ChatGPT might sometimes seem able to think like you, but wait until it suddenly sounds just like you, too. That’s a chance brought to light by the new Advanced Voice Mode for ChatGPT, specifically the more advanced GPT-4o model. OpenAI released the system card last week explaining what GPT-4o can and can’t do, which includes the very unlikely but still real possibility of Advanced Voice Mode, imitating users’ voices without their consent.
Advanced Voice Mode lets users engage in spoken conversations with the AI chatbot. The idea is to make interactions more natural and accessible. The AI has a few preset voices from which users can choose. However, the system card reports that this feature has exhibited unexpected behavior under certain conditions. During testing, a noisy input triggered the AI to mimic the voice of the user.

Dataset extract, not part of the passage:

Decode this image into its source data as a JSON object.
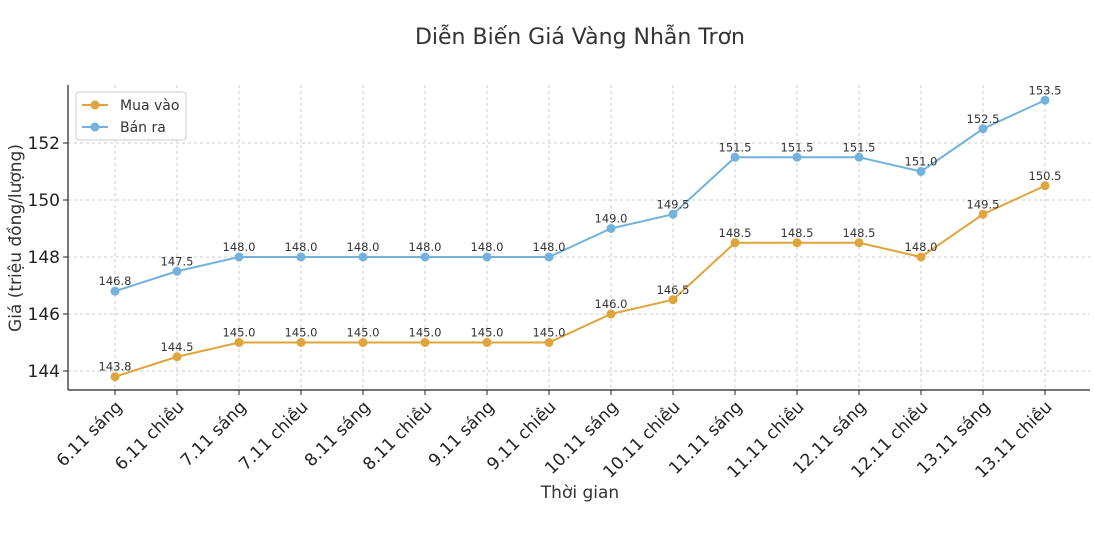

The GPT-4o model produces voices using a system prompt, a hidden set of instructions that guides the model’s behavior during interactions. In the case of voice synthesis, this prompt relies on an authorized voice sample. But, while the system prompt guides the AI’s behavior, it is not foolproof. The model’s ability to synthesize voice from short audio clips means that, under certain conditions, it could generate other voices, including your own. You can hear what happened in the clip below when the AI jumps in with “No!” and suddenly sounds like the first speaker.
Voice Clone of Your Own
“Voice generation can also occur in non-adversarial situations, such as our use of that ability to generate voices for ChatGPT’s advanced voice mode. During testing, we also observed rare instances where the model would unintentionally generate an output emulating the user’s voice,” OpenAI explained in the system card. “While unintentional voice generation still exists as a weakness of the model, we use the secondary classifiers to ensure the conversation is discontinued if this occurs making the risk of unintentional voice generation minimal.”
As OpenAI said, it has since implemented safeguards to prevent such occurrences. That means using an output classifier designed to detect deviations from the pre-selected authorized voices. This classifier acts as a safeguard, helping to ensure that the AI does not generate unauthorized audio. Still, the fact that it happened at all reinforces how quickly this technology is evolving and how any safeguards have to evolve to match what the AI can do. The model’s outburst, where it suddenly exclaimed “No!” in a voice similar to the tester’s, underscores the potential for AI to inadvertently blur the lines between machine and human interactions.